Этот прямой вопрос был расценен обществом как неслыханная дерзость. Овсиха побледнела, и чашка в ее руке застучала о блюдце. Другие, онемев, воззрились на Соню. Она ощутила, как ледяная дрожь прошла по ее телу, но все-таки не опустила глаз.
Княжна долго молчала, прежде чем все-таки ответить.
– Это сделала одна твоя благодетельница, которая назвалась доброй подругой твоей матери. По ее словам, она давно намеревалась дать мне знать о твоем бедственном положении, но не решалась, зная бешеный нрав твоего отца. Да я и не имела права забрать тебя от него, каким бы горьким пьяницей он ни был. «Чти отца своего и мать свою». Однако едва лишь случилось последнее несчастье, как она исполнила свой долг перед памятью своей покойной подруги.
«Соседка, – подумала Соня. – Больше некому».
Она дождалась, пока княжна закончит чаепитие и уйдет к себе, вышла из-за стола и спустилась в сад. Ей хотелось побыть в одиночестве. На городской квартире у нее, по крайней мере, был для уединения целый день, пока отец не возвратится домой, иногда один, но чаще – с пьяной оравой друзей.

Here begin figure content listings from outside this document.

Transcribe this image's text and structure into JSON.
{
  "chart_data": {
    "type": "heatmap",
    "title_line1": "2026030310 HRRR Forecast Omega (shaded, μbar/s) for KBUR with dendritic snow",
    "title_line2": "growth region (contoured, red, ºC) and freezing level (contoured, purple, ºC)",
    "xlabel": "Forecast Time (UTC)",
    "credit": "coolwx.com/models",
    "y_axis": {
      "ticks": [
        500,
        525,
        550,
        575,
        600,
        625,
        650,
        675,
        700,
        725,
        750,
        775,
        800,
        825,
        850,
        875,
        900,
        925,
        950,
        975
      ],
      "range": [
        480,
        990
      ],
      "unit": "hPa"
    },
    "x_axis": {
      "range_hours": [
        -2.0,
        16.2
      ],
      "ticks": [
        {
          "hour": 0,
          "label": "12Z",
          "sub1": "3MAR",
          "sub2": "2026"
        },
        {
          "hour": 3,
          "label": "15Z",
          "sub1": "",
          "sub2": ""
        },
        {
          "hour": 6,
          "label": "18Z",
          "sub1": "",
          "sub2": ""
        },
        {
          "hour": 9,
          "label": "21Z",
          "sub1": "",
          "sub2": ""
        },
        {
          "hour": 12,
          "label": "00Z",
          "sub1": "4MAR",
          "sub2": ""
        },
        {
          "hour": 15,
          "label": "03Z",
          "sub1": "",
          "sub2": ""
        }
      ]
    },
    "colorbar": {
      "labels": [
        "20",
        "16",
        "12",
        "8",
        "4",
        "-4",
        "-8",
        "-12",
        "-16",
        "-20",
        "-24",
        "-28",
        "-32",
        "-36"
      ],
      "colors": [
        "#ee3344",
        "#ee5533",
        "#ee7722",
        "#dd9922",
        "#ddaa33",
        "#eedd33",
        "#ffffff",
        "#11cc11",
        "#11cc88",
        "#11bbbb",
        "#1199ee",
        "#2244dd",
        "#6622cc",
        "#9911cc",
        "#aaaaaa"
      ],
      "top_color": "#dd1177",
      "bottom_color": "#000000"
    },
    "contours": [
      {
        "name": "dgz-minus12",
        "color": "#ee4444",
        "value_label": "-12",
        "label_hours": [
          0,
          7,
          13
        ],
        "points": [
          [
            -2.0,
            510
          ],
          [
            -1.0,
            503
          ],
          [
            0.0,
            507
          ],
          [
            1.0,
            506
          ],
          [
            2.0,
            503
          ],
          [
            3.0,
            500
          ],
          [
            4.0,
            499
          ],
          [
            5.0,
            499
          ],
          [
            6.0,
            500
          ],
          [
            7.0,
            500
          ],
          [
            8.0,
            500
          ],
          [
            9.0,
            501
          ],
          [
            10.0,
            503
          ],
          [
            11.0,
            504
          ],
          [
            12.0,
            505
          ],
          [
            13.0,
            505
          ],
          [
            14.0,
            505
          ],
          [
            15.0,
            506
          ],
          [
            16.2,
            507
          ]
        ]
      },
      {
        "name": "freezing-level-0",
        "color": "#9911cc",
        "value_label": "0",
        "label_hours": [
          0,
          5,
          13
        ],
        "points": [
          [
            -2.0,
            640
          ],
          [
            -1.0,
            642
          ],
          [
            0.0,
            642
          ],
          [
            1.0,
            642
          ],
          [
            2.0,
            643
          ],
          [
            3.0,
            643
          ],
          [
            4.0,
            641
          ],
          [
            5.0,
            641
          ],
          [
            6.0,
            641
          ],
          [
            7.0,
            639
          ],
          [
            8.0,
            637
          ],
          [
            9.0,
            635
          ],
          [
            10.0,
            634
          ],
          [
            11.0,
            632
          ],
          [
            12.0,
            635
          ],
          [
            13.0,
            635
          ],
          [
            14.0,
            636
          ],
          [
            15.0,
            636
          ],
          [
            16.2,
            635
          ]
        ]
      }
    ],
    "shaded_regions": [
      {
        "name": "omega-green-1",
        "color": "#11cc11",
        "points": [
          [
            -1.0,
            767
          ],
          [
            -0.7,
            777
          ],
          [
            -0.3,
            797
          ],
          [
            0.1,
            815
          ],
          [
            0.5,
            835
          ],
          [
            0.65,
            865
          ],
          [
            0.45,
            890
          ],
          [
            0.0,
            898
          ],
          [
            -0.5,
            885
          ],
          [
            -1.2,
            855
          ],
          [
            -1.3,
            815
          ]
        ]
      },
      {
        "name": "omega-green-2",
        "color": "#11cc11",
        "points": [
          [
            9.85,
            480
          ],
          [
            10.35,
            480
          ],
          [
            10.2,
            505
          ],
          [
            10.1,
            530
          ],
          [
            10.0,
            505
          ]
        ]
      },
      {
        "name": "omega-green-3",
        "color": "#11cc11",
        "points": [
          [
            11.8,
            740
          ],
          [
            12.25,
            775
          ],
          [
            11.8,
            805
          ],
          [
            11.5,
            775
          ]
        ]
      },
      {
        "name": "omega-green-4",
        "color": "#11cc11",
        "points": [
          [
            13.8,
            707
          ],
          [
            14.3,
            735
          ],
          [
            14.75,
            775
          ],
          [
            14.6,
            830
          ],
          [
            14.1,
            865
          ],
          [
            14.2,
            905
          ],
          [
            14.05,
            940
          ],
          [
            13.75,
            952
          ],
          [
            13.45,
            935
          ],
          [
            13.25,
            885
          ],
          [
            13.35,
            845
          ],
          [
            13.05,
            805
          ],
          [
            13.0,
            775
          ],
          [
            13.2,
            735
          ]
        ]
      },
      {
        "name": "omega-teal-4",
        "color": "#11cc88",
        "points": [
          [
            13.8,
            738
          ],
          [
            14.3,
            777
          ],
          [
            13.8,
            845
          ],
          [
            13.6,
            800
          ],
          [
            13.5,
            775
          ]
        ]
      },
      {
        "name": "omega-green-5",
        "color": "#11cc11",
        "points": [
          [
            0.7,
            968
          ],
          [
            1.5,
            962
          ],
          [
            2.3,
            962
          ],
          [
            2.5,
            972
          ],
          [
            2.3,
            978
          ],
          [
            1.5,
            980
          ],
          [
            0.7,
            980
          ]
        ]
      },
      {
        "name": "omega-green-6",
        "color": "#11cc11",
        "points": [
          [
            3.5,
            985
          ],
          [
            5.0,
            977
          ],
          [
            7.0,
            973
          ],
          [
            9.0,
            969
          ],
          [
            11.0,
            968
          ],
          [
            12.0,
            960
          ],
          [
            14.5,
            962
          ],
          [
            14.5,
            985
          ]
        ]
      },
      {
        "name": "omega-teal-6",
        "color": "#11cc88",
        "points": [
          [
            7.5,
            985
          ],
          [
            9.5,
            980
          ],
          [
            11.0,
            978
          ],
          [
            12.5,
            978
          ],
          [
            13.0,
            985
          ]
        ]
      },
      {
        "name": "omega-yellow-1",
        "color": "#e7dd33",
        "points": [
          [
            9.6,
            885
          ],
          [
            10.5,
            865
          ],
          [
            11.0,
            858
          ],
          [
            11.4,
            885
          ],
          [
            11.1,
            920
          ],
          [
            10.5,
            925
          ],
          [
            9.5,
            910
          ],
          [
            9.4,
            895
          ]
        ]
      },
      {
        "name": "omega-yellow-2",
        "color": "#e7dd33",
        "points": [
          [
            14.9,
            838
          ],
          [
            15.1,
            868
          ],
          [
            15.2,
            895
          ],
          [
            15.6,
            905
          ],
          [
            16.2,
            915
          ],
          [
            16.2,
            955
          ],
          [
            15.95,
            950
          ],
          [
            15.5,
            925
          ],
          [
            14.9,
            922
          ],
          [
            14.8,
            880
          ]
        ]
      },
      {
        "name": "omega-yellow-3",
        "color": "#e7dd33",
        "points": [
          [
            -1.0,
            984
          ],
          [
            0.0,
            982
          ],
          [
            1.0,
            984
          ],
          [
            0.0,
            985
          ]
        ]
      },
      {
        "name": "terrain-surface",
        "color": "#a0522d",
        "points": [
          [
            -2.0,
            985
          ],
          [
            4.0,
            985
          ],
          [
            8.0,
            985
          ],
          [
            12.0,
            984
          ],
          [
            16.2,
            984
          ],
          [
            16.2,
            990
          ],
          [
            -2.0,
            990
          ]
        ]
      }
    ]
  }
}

Сад оказался довольно ухоженным, но как-то по-старушачьи: вдоль расчищенных дорожек тянулись пестрые клумбы, а чуть глубже деревья росли, как им вздумается, с неостриженными ветвями. Дикий кустарник и сорняки не были выкорчеваны и захватили большую территорию.
Соня сорвала лопух и принялась обмахиваться им, как веером. В саду духота оказалась еще более невыносимой, нежели в зале.
Неожиданно перед Соней выросла Овсиха.
– Я тебе велела стелиться перед благодетельницей! – промолвила старуха сквозь зубы. – А ты что сделала?
– Что? – спросила Соня, посмеиваясь и играя листом: она то перебрасывала его из руки в руку, то прикладывала к лицу. – Что я такого сделала?
Овсиха ударила ее по лицу. Соня отшатнулась, но Овсиха уже поймала ее, прижала к широкому стволу старой яблони и принялась бить. Соня отбивалась так, как привыкла, но Овсиха, в отличие от пьяного Сониного отца, ловко уворачивалась и, в свою очередь, награждала строптивую девчонку тумаками по голове и по груди. Наконец старуха отошла, бросив Соню у дерева.
– Другой раз будешь помалкивать, – сказала она напоследок.
Сквозь темную пелену Соня видела, как она уходит, и не ощущала ровным счетом ничего: ни злости, ни боли, ни страха; единственное чувство, которое она испытывала, было скукой.
* * *
Музыке Софью обучала Сычиха, плаксивая женщина с толстыми, красными руками. Играла она скверно и во время игры всегда барабанила по клавишам, не признавая никаких оттенков, кроме «форте».
– Согни пальцы, – говорила она Соне. – Вот так. Вот так!
И насильственно гнула Сонины пальцы, а когда Соня опускала их на клавиши, кричала:
– Это какие-то вороньи лапы!
Пьесы, которые они разбирали, были просты и неинтересны. Требовалось, чтобы Соня играла их без ошибок и остановок, как можно быстрее и как можно громче. Если Соня сбивалась, Сычиха вскакивала со своего стула, наклонялась над плечом ученицы, брала Сонин палец, больно впивалась в него ногтями и сама проигрывала им неудавшийся такт. При этом Сычиха сильно сопела, а Соня морщилась от ее несвежего дыхания.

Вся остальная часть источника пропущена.